OperationSS420
Member
Let me start by first saying, NEVER candyflip alone. I made this mistake yesterday and went to the darkest place you could ever imagine. I damn near lost my mind, no joke. I became disconnected with everything, I honestly didn't even know who I was, everything was fake and had no meaning, I couldn't control my emotions, I would be fine for a minute or so, then I'd just break down out of nowhere and start crying HARD, then I would be ok again. I tried to lay down and get some sleep because I was only running on 2 hrs of sleep, boy was that a mistake, I wasn't exactly sleeping, I was laying there with thoughts racing thru my mind, and my thoughts would link together and make me jolt and wake up instantly, sounds crazy but it's true lol.

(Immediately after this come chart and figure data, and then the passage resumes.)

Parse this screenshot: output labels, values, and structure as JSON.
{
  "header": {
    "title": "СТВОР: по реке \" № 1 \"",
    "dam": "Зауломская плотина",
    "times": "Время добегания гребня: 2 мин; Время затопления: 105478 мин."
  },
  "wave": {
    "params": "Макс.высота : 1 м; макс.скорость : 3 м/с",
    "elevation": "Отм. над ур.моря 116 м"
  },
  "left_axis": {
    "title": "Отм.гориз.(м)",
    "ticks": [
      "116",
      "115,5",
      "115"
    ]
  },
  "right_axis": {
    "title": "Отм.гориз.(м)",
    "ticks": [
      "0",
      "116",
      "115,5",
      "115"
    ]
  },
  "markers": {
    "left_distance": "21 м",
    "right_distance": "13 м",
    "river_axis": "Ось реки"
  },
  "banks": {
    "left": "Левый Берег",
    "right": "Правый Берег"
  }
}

I got up and went to the park and walked probably 2 or 3 miles, It was the only thing that was keeping me sane. It's like I was stuck in a dream state and couldn't snap out of it. I just wanted to be myself and have my own true emotions again. I stopped at a picnic table and put my head down for a while and finally I looked up and right where my head was laying someone had written their name in big bold letters, ELLIS D... what a weird coincidence lol. All in all, I'll never ever do that again, I came home, flushed the rest of what I had and threw away my gloves. I now know the true meaning of a "bad trip" It made me realize how much I love Mary, and how she never took me to a dark place like that.